The energy transition to renewable energies is inevitable nowadays, and in this process, advanced and predictive analytics play a vital role in its correct implementation in electricity grids.
Continuing with the topic of the article on Artificial Intelligence in Renewable Energies, today we bring you one of the most significant use cases of these techniques, focused on the correct implementation of these energies in electricity grids.
An electricity grid is an extremely complex system that must balance demand and generation. For this end, the grid manager has models that allow it to estimate the demand and production at any given time. These models will help to make the right decisions when it comes to managing the production that is fed into the grid.
This is where the application of supervised machine learning and other advanced analysis techniques come in to develop predictive models to determine the future production of renewable energies. The most complex case, and the one on which this article will focus, will be the estimation of wind power production.
Predicting Wind Power Production Using Machine Learning Techniques
Creation of Predictive Models
As mentioned above, predicting wind production is a highly complex task. Wind generation depends mainly on the wind at the generation locations, so wind data are the main predictors of wind generation at a given time and will be the main input to the models.
It is important to bear in mind that when we try to make future predictions, the data fed into the model are both past data already known, as well as future data resulting from forecasts. In the case presented, the meteorological models make these forecasts of the different agencies.
As for the morphology of the data used, they could be defined as snapshots that define the module and component of the wind at each moment. These data are given on the different points of a grid that represents a geographical area as can be seen in the image below.
For the supervised learning process of these data, computer artificial visual techniques will be applied using convolutional neural networks to analyse the snapshots and recurrent neural networks to analyse the temporal evolution of the winds.
Another relevant predictor, especially when creating short-term forecasting models, will be past production. These past outputs can be used in different ways, from being used as a simple starting point to calculate future outputs to time series analysis using statistical techniques such as ARIMA or SARIMA and even LSTM recurrent neural networks.
Main Sources of Error in Models
Despite the good performance of these models, the transition to renewable energies, in turn, generates new problems that affect the accuracy of the prediction models.
For example, with the increase in the amount of renewable power installed in an electricity network, there is also an increase in the frequency of specific moments in which part of the renewable production has to be reduced or stopped. These point phenomena are due to various causes such as overproduction, overloading of certain high-voltage lines or maintenance of wind generators.
This leads to a considerable point loss in the predictive ability of the models as the prediction will be higher than the actual output. This is currently one of the main sources of error in prediction models.
Another important source of uncertainty is the error in the data used by the models. Mostly, wind data come from the models of the meteorological agencies, which do not report the error that these data usually have.
Why is it Important to Improve Electricity Production Forecasts?
- Good forecasts are essential for the good performance of network managers and to organise production properly.

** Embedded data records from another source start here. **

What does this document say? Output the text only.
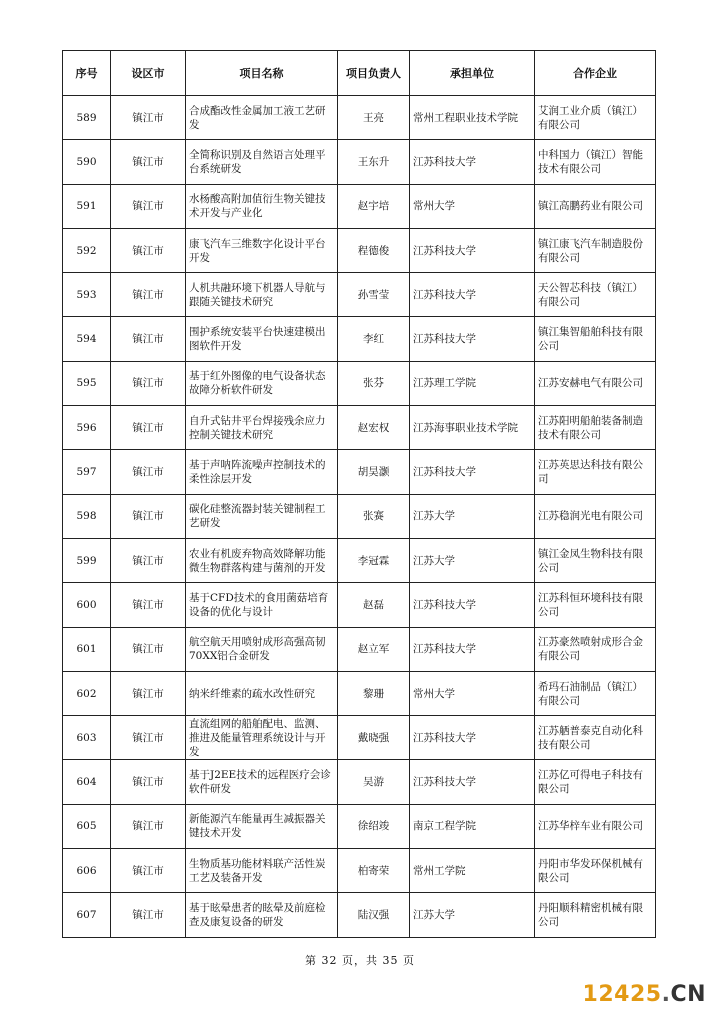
序号	设区市	项目名称	项目负责人	承担单位	合作企业
589	镇江市	合成酯改性金属加工液工艺研发	王亮	常州工程职业技术学院	艾润工业介质（镇江）有限公司
590	镇江市	全简称识别及自然语言处理平台系统研发	王东升	江苏科技大学	中科国力（镇江）智能技术有限公司
591	镇江市	水杨酸高附加值衍生物关键技术开发与产业化	赵宇培	常州大学	镇江高鹏药业有限公司
592	镇江市	康飞汽车三维数字化设计平台开发	程德俊	江苏科技大学	镇江康飞汽车制造股份有限公司
593	镇江市	人机共融环境下机器人导航与跟随关键技术研究	孙雪莹	江苏科技大学	天公智芯科技（镇江）有限公司
594	镇江市	围护系统安装平台快速建模出图软件开发	李红	江苏科技大学	镇江集智船舶科技有限公司
595	镇江市	基于红外图像的电气设备状态故障分析软件研发	张芬	江苏理工学院	江苏安赫电气有限公司
596	镇江市	自升式钻井平台焊接残余应力控制关键技术研究	赵宏权	江苏海事职业技术学院	江苏阳明船舶装备制造技术有限公司
597	镇江市	基于声呐阵流噪声控制技术的柔性涂层开发	胡昊灏	江苏科技大学	江苏英思达科技有限公司
598	镇江市	碳化硅整流器封装关键制程工艺研发	张赛	江苏大学	江苏稳润光电有限公司
599	镇江市	农业有机废弃物高效降解功能微生物群落构建与菌剂的开发	李冠霖	江苏大学	镇江金凤生物科技有限公司
600	镇江市	基于CFD技术的食用菌菇培育设备的优化与设计	赵磊	江苏科技大学	江苏科恒环境科技有限公司
601	镇江市	航空航天用喷射成形高强高韧70XX铝合金研发	赵立军	江苏科技大学	江苏豪然喷射成形合金有限公司
602	镇江市	纳米纤维素的疏水改性研究	黎珊	常州大学	希玛石油制品（镇江）有限公司
603	镇江市	直流组网的船舶配电、监测、推进及能量管理系统设计与开发	戴晓强	江苏科技大学	江苏舾普泰克自动化科技有限公司
604	镇江市	基于J2EE技术的远程医疗会诊软件研发	吴游	江苏科技大学	江苏亿可得电子科技有限公司
605	镇江市	新能源汽车能量再生减振器关键技术开发	徐绍竣	南京工程学院	江苏华梓车业有限公司
606	镇江市	生物质基功能材料联产活性炭工艺及装备开发	柏寄荣	常州工学院	丹阳市华发环保机械有限公司
607	镇江市	基于眩晕患者的眩晕及前庭检查及康复设备的研发	陆汉强	江苏大学	丹阳顺科精密机械有限公司
第 32 页，共 35 页
12425.CN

- If the installed renewable power is to continue to increase, it is essential to improve forecasts. Model error is measured as a percentage, and as installed capacity increases, the absolute discrepancy between real and predicted capacity will also increase.
- Providing wind farm managers with better data will also help them to improve their organisational capacity. They will therefore be able to carry out better planning by avoiding the costs of forcing an unexpected reduction in production and by adjusting maintenance outages to the most convenient times.
- Ultimately, network users will also benefit. Firstly, they will have access to a higher quality supply, i.e. with fewer fluctuations. In addition, electricity prices will be more in line with actual production because the accuracy of the power auctioned daily will be improved.
How Can Prescriptive Analytics Help improve these Predictive Models?
Creating Reduced Production Period Estimation Models
Advanced analytics could have a major impact on improving the predictability of wind power production by helping to predict the point in time when production is reduced.
With the available production data and forecasting models accompanied by real-time and historical information on the state of the electricity grid, production could be analysed to determine when this reduction in production occurs and thus determine the most influential factors.
Once the models that determine these exceptional moments have been obtained, they could be implemented in wind prediction models to correct for the influence of these exceptional situations.
Improve Uncertainty of Input Data
While it is true that the use of neural networks tends to smooth the variability of the input data through the use of learning algorithms such as gradient descent and its derivatives, this does not detract from the fact that by working with better data the models can be substantially improved.
Currently, one of the major handicaps in wind analysis and management is the lack of meteorological data. Despite the efforts made to standardise and encourage data collection to facilitate and improve wind management, data are still scarce.
Thus, with the right knowledge and tools, we could develop a set of strategies for meteorological data collection at generation sites. This data, using data science and advanced analytics, could be used not only to improve forecasting models but also to enhance decision-making and evaluate potential sites for new wind farms, among other uses.